7. Implications and Future Directions

  • How this changes the landscape
  • Datastore size emerges as a first-class scaling axis. Practitioners can target better cost–performance by moving factual knowledge into a large non-parametric memory while keeping LMs smaller.
  • Open, trillion-scale retrieval is now practically accessible and reproducible, thanks to the released datastore, embeddings, indices, and the compute-efficient pipeline.
  • Follow-up research enabled
  • Retrieval quality: The sizable gap between cross-encoder and oracle reranking (Figure 6) motivates better dense retrievers, hybrid lexical–dense strategies, or task-aware rerankers.
  • Datastore curation: Add high-quality, reasoning-focused sources (textbooks, verified medical literature) and explore more advanced filtering (semantic deduplication, topic balancing).
  • Training strategies: Jointly train LMs to better use retrieved context (e.g., retrieval-aware pretraining or instruction tuning), and study inference-compute-optimal trade-offs (Section 4.3, future work).
  • Systems and serving: Efficient search, caching, and selective augmentation (e.g., compress/retrieve only when helpful) to reduce inference latency and cost.
  • Practical applications
  • Knowledge-intensive assistants: Legal, biomedical, and enterprise QA with stronger attribution and freshness via datastore updates.
  • Domain adaptation: Swap or augment domain-specific slices of MASSIVEDS without retraining the LM.
  • Governance and attribution: Easier provenance tracking and credit assignment by pointing to retrieved sources (Section 2 discussion; related works).

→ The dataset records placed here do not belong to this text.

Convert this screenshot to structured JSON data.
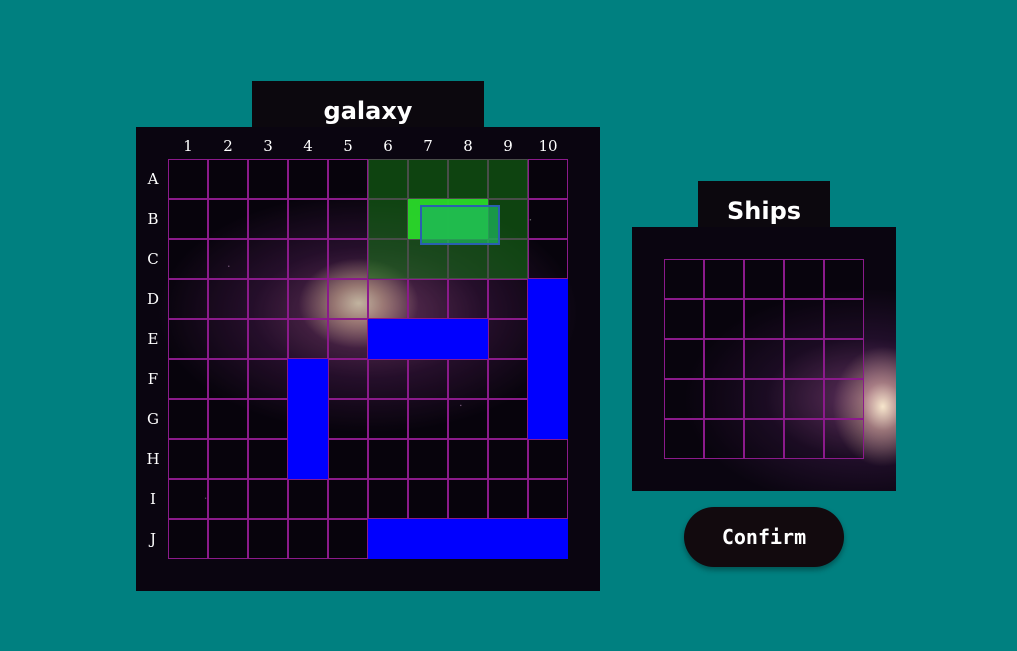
{
  "board": {
    "title": "galaxy",
    "columns": [
      "1",
      "2",
      "3",
      "4",
      "5",
      "6",
      "7",
      "8",
      "9",
      "10"
    ],
    "rows": [
      "A",
      "B",
      "C",
      "D",
      "E",
      "F",
      "G",
      "H",
      "I",
      "J"
    ],
    "ships": [
      {
        "name": "ship-vertical-d10-g10",
        "orientation": "vertical",
        "start": "D10",
        "length": 4
      },
      {
        "name": "ship-horizontal-e6-e8",
        "orientation": "horizontal",
        "start": "E6",
        "length": 3
      },
      {
        "name": "ship-vertical-f4-h4",
        "orientation": "vertical",
        "start": "F4",
        "length": 3
      },
      {
        "name": "ship-horizontal-j6-j10",
        "orientation": "horizontal",
        "start": "J6",
        "length": 5
      }
    ],
    "placement_preview": {
      "zone": "A6-C9",
      "ship_cells": [
        "B7",
        "B8"
      ]
    },
    "ship_color": "#0000ff",
    "grid_line_color": "#8b1a8b"
  },
  "ships_panel": {
    "title": "Ships",
    "size": "5x5"
  },
  "confirm": {
    "label": "Confirm"
  },
  "colors": {
    "background": "#008080",
    "preview_ship": "#2ad82a"
  }
}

Overall, the study demonstrates that enlarging a retrieval datastore systematically improves performance and can be a more compute-efficient way to add knowledge than growing model size or pretraining tokens. The combination of an open trillion-token datastore and a carefully engineered, provably equivalent pipeline makes this direction immediately actionable for both research and production.